They came. They splashed. They conquered.
On June 14, area water enthusiasts turned out en masse at the Oro Valley Municipal Pool to help set a world record for the world’s largest swimming lesson.
And they received an “10” for their efforts, breaking last year’s record in a count now being verified by officials from the Guinness Book of World Records. The official numbers should be released by the end of the month.
This year’s 62 participants in Oro Valley – nearly twice as many as last year’s inaugural event – ranged in ages from 5 months to late 40s, said Catherine Atalla, the pool’s aquatics manager. Last year’s group set the record that was broken last week.
Fifteen Oro Valley staff members helped facilitate the event: Atalla, a program coordinator, 10 certified swim instructors and three swim assistants.
“We didn’t know how many to expect. Having twice as many as last year was a wonderful surprise,” said Atalla.
The 45-minute swim lessons happened simultaneously at pools all around the world in an attempt to break the Guinness World Record and raise awareness about the importance of teaching children how to swim to prevent drowning.
“The World’s Largest Swimming Lesson people sent a facility kit with a very specific lesson plan,” said Atalla. “For six minutes, we were to talk about water safety, the next eight minutes about something else, then freestyle swimming, then floating, and so on.
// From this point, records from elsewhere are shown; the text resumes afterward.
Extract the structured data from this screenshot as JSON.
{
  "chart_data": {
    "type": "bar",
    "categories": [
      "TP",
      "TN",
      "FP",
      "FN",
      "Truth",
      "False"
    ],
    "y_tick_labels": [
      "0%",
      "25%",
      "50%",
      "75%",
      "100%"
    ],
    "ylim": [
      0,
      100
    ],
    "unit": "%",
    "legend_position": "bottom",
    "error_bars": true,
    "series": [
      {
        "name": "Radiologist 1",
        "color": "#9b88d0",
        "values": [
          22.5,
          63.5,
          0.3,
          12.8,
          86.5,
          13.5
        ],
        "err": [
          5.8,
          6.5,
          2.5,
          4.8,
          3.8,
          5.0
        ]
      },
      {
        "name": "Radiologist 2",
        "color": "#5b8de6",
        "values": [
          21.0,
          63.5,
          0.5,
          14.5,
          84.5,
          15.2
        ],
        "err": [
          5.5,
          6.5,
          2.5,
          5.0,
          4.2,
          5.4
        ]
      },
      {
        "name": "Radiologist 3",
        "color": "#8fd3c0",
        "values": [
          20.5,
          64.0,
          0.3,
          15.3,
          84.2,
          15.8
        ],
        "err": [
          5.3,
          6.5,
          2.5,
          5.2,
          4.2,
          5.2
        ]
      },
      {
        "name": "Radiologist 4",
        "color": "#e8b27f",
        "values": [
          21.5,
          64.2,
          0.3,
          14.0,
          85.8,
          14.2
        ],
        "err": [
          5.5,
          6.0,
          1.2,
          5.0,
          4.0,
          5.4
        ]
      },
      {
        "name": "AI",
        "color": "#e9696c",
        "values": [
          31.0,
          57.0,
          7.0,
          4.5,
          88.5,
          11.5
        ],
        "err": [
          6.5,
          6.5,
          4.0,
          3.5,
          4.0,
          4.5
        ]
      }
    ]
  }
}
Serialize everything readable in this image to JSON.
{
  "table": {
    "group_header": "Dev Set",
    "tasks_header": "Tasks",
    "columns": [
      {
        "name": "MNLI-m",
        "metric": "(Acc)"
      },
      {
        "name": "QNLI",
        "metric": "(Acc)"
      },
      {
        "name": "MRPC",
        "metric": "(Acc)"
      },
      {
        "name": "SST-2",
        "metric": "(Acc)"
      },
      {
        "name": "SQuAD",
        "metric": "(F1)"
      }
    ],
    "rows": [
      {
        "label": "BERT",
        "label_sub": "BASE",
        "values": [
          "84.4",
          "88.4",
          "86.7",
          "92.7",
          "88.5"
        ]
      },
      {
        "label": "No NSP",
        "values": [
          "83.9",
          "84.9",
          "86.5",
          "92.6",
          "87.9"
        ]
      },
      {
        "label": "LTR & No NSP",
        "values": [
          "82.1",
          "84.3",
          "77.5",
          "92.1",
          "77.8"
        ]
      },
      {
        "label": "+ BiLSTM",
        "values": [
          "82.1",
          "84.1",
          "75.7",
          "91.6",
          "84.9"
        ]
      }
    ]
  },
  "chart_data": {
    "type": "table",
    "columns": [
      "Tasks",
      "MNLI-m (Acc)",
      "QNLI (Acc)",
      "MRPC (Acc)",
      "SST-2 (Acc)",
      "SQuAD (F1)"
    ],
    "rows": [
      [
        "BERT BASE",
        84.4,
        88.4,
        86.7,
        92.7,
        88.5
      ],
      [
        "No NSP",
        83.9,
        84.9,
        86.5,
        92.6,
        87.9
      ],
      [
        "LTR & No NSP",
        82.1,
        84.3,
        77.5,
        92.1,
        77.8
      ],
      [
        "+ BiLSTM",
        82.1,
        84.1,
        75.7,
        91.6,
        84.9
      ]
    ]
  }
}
This way everyone would be doing the same lesson at the same time around the world.”
The hardest part was keeping the younger children from jumping in the water when the schedule required them to sit and listen about water safety, Atalla noted.
“I used to be a swim instructor, and I wondered how long we could hold out before the kids got in the water,” she mused.
The work paid off, with local participants among the thousands who helped set a new word record. Each of the participants received a certificate reading “I’m a World Record Holder.”
Oro Valley got involved with the record-breaking effort through Jeff Ellis and Associates, Inc. The company is a supporting partner of the event and the group that certifies the town’s swimming instructors. Oro Valley also is a member of the National Recreation and Parks Association, which talked up the event.
No admission or instruction fee was charged so that anyone could participate, said Atalla.